A Novel Multigenic Immunodeficiency Affecting Interferon Mediated Immunity

Abstract

Primary immunodeficiencies are classically considered monogenic disorders characterized by host susceptibility to specific infectious pathogens. Patients with genetic defects in the IL-12/interferon gamma (IFN-γ) axis have susceptibility to weakly virulent mycobacteria, Mycobacteria tuberculosis, and Salmonella, but are resistant to the majority of other infectious pathogens. Host susceptibility to disseminated cytomegalovirus (CMV) infections typically results from genetic defects in T cell development or function. We studied a patient with disseminated M. tuberculosis and cytomegalovirus viremia.
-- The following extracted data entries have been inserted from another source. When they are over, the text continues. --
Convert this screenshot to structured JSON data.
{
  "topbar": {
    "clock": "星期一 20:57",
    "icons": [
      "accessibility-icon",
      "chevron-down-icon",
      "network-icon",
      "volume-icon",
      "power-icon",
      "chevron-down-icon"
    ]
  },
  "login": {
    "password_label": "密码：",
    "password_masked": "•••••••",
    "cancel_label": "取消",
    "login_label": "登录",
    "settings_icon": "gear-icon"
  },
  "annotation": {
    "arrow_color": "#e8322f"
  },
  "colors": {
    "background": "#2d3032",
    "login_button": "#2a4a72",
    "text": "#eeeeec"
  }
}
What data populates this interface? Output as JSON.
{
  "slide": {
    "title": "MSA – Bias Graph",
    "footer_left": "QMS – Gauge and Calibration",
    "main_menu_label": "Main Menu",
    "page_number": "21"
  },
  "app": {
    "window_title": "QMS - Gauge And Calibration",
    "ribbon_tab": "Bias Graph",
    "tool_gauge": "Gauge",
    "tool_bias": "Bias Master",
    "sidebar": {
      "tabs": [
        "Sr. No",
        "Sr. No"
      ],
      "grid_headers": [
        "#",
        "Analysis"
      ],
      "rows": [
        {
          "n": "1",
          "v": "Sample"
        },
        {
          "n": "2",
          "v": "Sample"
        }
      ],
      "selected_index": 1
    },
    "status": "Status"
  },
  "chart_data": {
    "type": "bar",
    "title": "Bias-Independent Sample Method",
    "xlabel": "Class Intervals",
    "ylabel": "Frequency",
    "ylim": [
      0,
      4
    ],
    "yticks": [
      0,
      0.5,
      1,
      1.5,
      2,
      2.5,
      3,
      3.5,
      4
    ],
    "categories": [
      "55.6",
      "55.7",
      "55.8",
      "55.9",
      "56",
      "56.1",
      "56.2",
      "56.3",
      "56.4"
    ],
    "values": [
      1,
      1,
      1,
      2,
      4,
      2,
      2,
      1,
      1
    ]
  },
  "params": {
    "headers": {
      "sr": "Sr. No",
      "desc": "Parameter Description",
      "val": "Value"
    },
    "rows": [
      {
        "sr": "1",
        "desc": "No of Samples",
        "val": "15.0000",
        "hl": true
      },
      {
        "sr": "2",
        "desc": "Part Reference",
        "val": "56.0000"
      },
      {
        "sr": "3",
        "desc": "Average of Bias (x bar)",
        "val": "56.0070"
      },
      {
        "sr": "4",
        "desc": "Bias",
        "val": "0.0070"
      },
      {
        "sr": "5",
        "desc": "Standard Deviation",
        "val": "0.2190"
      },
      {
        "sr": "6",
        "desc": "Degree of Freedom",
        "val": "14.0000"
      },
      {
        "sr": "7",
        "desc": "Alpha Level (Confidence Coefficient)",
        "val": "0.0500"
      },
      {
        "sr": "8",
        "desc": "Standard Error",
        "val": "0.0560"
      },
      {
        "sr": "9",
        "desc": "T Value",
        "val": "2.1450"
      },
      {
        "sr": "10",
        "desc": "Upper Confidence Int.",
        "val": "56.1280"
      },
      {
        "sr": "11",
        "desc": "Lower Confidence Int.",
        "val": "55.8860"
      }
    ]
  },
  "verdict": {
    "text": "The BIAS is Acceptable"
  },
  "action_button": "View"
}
Whole exome sequencing identified two novel homozygous mutations affecting two distinct IFN pathways: the signal transducing chain of the IFN-γ receptor (IFNGR2) and the signaling chain of the IFN-α receptor (IFNAR1). The frameshift deletion in IFNGR2 resulted in a truncated protein with significantly decreased protein expression and absent downstream signaling, as demonstrated by a lack of STAT1 phosphorylation and HLA-DR upregulation in response to IFN-γ stimulation. Human defects in IFNAR1 have not been previously described. The patient’s IFNAR1 mutation replaced the protein’s native stop codon with 46 novel C-terminal amino acids (IFNAR1557Gluext46). The IFNAR1557Gluext46 mutant was expressed in patient fibroblasts at a level comparable to that of wild-type IFNAR1 in control fibroblasts. However, the IFNAR1557Gluext46 mutant led to impaired STAT1/STAT2 phosphorylation and decreased nuclear translocation of STAT1 in response to IFN-α stimulation. Furthermore, the patient had impaired expression of the IFN-α stimulated genes, IFIT1, IFIT2, and IRF7, which are critical for host immunity to CMV. Patient and control fibroblasts were equally susceptible to CMV entry; however, cells expressing IFNAR1557Gluext46 presented impaired expression of the ISG IFIT2, IFN-β and IFI16 after infection with CMV. Moreover, pretreatment with IFN-α did not prevent CMV replication in patient fibroblasts compared to cells expressing the wild type IFNAR1. The patient’s susceptibility to multiple types of infectious pathogens thus resulted from dual defects in Type I and Type II IFN signaling. These findings highlight the utility of whole exome sequencing in the discovery of multigenic primary immunodeficiencies.